Die sezessionistischen Konfliktparteien in Kroatien, Bosnien-
Herzegowina und im Kosovo bedienten sich bei ihrem propagandistischen
Kampf für die Loslösung von Jugoslawien ebenfalls einer
PR-Agentur. Das
US-amerikanische Unternehmen Ruder Finn hatte
bereits 1967 die Sezession Biafras aus dem nigerianischen Staatsverband
propagandistisch vorbereitet; damals war die Selbständigkeit
der Provinz insbesondere gegenüber US-amerikanischen Meinungsführern
in Regierung, Parlament, Wirtschaft und Massenmedien
als »historische Notwendigkeit« dargestellt worden. Ähnlich wie in
den neunziger Jahren bei ihrem Engagement für die jugoslawischen
Teilrepubliken ging es Ruder Finn schon im Fall Biafras darum, die
Zentralregierung als Protagonisten eines organisierten »Völkermordes«
zu stigmatisieren, um so die USA zur diplomatischen Anerkennung
der Sezessionisten und zum militärischen Eingreifen zu bewegen.9
- Im Rahmen der psychologischen Kriegführung vor und während
des aktuellen Krieges gegen den Irak stand die Rendon Group der
US-Regierung zur Seite.
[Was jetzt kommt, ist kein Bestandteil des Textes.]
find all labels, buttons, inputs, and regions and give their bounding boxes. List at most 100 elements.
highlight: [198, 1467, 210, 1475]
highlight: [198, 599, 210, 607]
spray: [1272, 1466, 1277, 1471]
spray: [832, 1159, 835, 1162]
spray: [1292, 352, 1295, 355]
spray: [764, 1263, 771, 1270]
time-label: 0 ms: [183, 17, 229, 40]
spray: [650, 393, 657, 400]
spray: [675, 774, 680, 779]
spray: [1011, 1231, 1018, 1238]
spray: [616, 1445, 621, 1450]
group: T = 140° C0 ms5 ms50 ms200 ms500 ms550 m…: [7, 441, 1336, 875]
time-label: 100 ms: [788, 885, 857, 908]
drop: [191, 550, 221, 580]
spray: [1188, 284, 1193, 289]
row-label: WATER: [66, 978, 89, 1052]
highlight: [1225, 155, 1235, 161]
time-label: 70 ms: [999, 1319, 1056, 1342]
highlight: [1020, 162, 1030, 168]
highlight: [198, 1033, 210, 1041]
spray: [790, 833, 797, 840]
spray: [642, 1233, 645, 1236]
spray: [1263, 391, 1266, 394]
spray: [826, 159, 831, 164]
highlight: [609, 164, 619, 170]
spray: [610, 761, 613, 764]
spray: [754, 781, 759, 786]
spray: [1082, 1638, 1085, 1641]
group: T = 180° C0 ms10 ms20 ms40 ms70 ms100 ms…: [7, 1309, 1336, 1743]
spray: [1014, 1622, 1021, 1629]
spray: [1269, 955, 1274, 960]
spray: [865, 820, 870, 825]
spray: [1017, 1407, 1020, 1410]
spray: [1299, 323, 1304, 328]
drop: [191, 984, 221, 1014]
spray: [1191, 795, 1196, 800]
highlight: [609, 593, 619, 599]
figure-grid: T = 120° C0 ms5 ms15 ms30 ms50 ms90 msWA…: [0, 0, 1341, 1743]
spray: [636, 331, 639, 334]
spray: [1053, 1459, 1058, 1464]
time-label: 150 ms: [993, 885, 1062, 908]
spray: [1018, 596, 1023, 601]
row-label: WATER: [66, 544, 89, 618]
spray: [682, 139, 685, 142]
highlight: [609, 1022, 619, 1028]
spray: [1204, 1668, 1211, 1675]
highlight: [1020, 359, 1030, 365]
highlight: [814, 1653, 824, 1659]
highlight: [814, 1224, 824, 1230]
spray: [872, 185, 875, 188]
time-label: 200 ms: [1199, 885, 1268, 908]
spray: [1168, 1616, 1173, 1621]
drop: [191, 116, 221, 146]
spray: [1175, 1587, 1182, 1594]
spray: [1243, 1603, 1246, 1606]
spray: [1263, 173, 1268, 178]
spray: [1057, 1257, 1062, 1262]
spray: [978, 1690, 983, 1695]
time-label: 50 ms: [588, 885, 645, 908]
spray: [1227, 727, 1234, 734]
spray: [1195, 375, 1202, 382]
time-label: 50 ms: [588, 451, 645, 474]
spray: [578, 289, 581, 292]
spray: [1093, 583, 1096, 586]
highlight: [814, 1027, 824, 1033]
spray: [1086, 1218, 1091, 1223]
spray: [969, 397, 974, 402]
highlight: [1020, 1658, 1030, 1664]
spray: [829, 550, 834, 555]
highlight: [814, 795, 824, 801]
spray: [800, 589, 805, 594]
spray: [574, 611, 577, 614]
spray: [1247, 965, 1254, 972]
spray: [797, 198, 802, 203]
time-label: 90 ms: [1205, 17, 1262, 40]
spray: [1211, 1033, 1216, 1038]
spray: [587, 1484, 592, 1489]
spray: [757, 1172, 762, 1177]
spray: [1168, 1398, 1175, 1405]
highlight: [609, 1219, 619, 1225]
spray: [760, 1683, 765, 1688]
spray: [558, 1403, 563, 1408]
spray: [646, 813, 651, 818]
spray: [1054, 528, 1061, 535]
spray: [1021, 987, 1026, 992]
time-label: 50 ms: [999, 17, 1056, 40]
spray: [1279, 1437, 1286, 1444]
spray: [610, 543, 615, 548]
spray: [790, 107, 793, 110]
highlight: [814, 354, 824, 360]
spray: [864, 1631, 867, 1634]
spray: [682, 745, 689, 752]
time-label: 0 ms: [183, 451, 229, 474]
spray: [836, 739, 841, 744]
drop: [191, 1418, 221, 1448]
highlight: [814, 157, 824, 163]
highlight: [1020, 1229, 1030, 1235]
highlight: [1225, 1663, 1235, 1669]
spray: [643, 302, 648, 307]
Ihr Präsident, John W. Rendon jr., versteht
sich nach eigener Aussage als »Informationskrieger«, der »Kommunikation
nutzt, um die Ziele der Politik oder eines Unternehmens
zu erreichen«. Seine PR-Firma soll den Namen des Irakischen National
Kongresses geprägt und die Koalition von Oppositionsbewegungen
in den Jahren 1992 bis 1996 mit insgesamt 12 Millionen
Dollar finanziert haben; das Geld stammte aller Wahrscheinlichkeit
nach von der CIA. Darüber hinaus unternahm die Rendon Group
geraume Zeit den Versuch, mit Hilfe von Videos und Radioprogrammen
Mitglieder der irakischen Armee gegen Saddam Hussein
aufzuwiegeln.10
Von dem Frankfurter PR-Unternehmer und Rüstungslobbyisten
Moritz Hunzinger ist nicht bekannt, daß er während des Jugoslawien-
Krieges neben seiner Tätigkeit als Imageberater des Verteidigungsministers
Scharping auch als dessen Stichwortgeber fungierte.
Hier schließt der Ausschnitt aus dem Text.